One and two–year follow–ups
At one-year follow-up, 88 women in the Internet group and 81 in the postal groups completed the assessments. Of the 167 participants remaining after one year, 9.6% had sought other treatments for SUI, but were still included in the analyses. After two years, 75 and 80 participants were left in the Internet and postal groups respectively. Approximately 12.3% had sought other treatments.
Primary Outcomes: There were significant within group improvements compared to baseline but no significant between group differences, after one and two years.
Secondary Outcomes: Reported improvement in leakage was not statistically different between groups at one-year follow-up. However, the internet group had a significant improvement in leakage compared to the postal group at the two-year follow-up. Health related QoL did not improve significantly in either group after one year, but there was a significant improvement after two years in the internet group. There were no between group differences in health related QoL at one- and two-year follow-ups.The proportion of participants using incontinence aids at one- and two-year follow-up decreased significantly within groups. More participants in the internet group after one year and two years reported satisfaction with treatment results, but there were no between group differences. The authors reported that separate analyses excluding those who underwent surgery during follow-up period yielded similar results.
The results of the study are interesting and support the use of telehealth and even postal treatment programs in the management of SUI for short and long term positive outcomes. However, there were several limitations to the study. First, the authors compared two remote strategies. Further research would be needed to compare internet-based care to face-to-face, and a postal treatment program to face-to-face care. In addition, participants who dropped out of the study had more severe UI and were younger. Women included in this study also had to have access to the internet. Therefore, research to identify characteristics of patients who will benefit from this form of management would be beneficial. With the changing climate of healthcare, strategies that can potentially decrease costs and still provide significant positive outcomes in the short and long terms will be of great value.

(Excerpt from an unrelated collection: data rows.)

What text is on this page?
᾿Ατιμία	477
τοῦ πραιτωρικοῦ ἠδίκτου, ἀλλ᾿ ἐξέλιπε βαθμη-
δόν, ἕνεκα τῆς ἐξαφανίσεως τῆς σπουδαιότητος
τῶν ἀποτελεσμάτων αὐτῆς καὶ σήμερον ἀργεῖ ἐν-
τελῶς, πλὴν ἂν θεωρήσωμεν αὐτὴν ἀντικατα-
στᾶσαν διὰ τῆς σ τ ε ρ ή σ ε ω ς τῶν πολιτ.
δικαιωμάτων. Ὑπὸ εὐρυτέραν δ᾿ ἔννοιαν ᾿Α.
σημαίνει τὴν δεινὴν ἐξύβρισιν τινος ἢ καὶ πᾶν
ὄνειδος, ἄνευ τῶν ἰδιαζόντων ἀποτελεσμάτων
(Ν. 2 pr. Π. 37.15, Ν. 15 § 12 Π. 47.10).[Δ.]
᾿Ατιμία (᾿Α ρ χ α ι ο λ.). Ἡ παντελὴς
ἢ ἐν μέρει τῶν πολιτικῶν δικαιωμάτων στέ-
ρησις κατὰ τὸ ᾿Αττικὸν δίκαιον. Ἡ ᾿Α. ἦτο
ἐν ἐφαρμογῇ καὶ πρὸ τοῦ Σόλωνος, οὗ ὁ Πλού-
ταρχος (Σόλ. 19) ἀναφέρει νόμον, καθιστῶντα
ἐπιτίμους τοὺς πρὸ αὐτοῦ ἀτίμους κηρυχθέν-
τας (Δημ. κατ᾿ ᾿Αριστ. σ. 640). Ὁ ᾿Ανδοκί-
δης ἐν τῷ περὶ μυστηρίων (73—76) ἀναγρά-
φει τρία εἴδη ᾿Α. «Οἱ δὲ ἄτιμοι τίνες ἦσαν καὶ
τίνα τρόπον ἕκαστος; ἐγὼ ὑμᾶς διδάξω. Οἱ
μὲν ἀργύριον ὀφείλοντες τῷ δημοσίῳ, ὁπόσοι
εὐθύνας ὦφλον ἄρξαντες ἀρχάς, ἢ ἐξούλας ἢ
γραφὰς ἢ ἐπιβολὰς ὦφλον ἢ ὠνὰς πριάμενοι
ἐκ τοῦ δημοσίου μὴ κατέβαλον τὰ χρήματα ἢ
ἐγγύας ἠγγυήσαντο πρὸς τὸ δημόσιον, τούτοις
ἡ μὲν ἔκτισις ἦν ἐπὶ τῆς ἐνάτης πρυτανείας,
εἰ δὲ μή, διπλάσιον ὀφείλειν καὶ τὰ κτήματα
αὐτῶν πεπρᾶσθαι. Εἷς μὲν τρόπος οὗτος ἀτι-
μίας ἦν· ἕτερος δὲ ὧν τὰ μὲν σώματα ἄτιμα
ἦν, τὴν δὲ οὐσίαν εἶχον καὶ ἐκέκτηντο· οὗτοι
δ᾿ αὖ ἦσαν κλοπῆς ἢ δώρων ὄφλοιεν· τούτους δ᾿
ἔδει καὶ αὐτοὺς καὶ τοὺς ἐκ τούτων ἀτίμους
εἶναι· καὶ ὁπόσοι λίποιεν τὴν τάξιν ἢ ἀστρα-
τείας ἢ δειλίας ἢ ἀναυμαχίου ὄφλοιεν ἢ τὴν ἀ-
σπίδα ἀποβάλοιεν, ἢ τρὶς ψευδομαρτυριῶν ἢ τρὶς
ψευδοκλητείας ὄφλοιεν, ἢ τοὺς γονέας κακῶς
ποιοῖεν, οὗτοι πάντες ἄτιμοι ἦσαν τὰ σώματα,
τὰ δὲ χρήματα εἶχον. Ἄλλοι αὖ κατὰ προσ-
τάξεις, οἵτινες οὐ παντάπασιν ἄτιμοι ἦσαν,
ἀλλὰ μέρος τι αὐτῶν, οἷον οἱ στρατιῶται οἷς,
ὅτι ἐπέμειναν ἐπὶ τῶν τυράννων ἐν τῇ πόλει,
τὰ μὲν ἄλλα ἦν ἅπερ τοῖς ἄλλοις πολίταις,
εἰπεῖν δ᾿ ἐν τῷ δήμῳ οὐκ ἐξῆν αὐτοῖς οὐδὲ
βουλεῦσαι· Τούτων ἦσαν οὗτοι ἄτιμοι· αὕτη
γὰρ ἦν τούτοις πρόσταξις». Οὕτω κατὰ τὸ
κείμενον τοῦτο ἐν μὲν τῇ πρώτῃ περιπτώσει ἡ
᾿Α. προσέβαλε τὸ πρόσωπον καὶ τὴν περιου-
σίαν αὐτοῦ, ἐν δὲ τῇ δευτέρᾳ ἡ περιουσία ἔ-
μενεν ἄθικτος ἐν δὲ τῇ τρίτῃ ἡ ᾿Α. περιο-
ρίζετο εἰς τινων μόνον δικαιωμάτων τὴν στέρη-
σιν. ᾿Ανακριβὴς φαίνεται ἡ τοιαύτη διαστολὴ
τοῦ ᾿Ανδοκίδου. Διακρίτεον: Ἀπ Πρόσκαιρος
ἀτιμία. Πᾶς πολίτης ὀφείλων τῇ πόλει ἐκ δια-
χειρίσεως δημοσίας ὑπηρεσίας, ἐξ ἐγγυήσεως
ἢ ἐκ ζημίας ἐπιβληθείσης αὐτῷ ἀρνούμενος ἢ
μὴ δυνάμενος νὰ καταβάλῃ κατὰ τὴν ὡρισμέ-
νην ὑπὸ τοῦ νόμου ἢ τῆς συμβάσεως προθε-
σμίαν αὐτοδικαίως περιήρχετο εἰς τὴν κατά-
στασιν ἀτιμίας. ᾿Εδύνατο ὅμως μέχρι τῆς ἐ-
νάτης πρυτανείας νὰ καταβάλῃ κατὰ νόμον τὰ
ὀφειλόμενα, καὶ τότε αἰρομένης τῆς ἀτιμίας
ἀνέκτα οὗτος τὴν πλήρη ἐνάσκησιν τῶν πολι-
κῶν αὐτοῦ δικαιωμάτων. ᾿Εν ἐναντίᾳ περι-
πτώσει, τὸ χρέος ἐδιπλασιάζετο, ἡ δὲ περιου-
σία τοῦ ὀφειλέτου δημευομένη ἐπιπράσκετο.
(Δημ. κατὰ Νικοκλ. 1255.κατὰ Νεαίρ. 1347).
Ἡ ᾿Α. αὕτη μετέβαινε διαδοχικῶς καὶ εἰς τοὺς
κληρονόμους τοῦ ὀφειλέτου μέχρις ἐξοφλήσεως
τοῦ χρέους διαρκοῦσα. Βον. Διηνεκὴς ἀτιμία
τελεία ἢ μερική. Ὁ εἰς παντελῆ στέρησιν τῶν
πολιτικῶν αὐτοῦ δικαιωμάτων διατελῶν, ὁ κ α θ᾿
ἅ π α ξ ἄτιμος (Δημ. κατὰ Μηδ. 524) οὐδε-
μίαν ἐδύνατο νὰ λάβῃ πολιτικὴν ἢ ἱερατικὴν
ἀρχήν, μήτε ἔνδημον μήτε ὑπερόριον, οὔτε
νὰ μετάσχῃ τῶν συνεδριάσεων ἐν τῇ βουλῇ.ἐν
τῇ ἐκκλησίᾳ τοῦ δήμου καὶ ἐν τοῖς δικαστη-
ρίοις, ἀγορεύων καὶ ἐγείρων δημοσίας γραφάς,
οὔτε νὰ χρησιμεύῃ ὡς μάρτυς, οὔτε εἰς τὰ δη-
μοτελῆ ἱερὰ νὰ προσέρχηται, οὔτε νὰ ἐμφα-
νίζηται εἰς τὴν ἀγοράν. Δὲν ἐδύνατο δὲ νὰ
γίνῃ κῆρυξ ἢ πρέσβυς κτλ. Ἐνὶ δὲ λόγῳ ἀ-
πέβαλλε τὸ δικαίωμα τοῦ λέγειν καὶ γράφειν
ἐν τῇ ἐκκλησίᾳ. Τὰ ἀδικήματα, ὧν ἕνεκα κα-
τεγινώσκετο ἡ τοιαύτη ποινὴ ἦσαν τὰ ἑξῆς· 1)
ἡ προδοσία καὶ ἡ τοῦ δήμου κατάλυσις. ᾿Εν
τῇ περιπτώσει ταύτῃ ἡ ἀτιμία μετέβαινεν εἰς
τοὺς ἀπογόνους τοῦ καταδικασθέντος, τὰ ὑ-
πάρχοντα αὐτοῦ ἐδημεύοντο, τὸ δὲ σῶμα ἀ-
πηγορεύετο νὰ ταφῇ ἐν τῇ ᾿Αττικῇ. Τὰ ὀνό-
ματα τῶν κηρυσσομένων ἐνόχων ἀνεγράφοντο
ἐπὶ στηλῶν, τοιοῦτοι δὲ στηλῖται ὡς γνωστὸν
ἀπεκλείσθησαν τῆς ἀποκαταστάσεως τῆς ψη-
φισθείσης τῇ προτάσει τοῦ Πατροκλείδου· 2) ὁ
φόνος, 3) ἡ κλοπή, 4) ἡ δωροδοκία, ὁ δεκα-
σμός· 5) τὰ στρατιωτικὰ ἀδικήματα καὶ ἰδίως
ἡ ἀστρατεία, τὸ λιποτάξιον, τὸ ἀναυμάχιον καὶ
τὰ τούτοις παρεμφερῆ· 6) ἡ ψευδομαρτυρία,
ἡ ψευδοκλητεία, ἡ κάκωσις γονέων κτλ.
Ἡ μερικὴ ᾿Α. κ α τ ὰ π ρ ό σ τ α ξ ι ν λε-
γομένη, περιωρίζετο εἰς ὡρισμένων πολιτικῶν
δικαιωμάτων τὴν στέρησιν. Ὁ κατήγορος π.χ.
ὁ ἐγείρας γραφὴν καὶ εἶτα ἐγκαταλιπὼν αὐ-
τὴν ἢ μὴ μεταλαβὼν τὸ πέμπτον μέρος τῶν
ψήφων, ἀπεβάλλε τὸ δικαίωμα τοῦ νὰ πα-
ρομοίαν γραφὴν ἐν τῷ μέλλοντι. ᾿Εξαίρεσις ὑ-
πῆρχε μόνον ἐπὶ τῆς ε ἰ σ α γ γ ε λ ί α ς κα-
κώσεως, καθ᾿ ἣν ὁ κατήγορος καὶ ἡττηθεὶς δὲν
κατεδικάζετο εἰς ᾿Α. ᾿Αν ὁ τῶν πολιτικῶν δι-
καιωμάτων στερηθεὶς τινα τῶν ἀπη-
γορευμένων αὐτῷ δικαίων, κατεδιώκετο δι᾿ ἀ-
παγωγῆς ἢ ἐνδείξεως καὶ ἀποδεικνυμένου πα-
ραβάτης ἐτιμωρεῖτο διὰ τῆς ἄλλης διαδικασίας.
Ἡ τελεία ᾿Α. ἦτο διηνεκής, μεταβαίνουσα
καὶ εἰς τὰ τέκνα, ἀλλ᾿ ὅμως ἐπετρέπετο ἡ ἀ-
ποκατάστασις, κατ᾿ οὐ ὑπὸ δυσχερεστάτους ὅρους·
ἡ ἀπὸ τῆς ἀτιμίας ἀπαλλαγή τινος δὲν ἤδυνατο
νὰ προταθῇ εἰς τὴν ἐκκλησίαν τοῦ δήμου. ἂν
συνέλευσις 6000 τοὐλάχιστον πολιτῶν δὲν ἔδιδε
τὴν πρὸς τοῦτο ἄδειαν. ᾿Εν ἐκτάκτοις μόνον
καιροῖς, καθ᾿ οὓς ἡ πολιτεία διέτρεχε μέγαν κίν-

In some parts of the United States, patients seeking physical therapy management for UI have to travel long distances to see a physical therapist. With telehealth they may only need to travel once or even not at all for an assessment and to continue via the internet. In other clinics there are long waitlists for women’s and pelvic health specialists. In these situations, telehealth may decrease the burden on patients and on therapists. Patients in rural areas would be able to access care from expert women’s health and pelvic health therapists. With further research and changes in current legislation and insurance reimbursement, telerehabilitation could have a place in the management of stress urinary incontinence.
References
- Sjostrom M, Umefjord G, Stenlund H, Carlbring P, Andersson G, Samuelsson E. Internet-based treatment of stress urinary incontinence: a randomised controlled study with focus on pelvic floor muscle training. BJU Int. 2013;112(3):362-372.
- Sjostrom M, Umefjord G, Stenlund H, Carlbring P, Andersson G, Samuelsson E. Internet-based treatment of stress urinary incontinence: 1- and 2-year results of a randomized controlled trial with a focus on pelvic floor muscle training. BJU Int. 2015;116(6):955-964.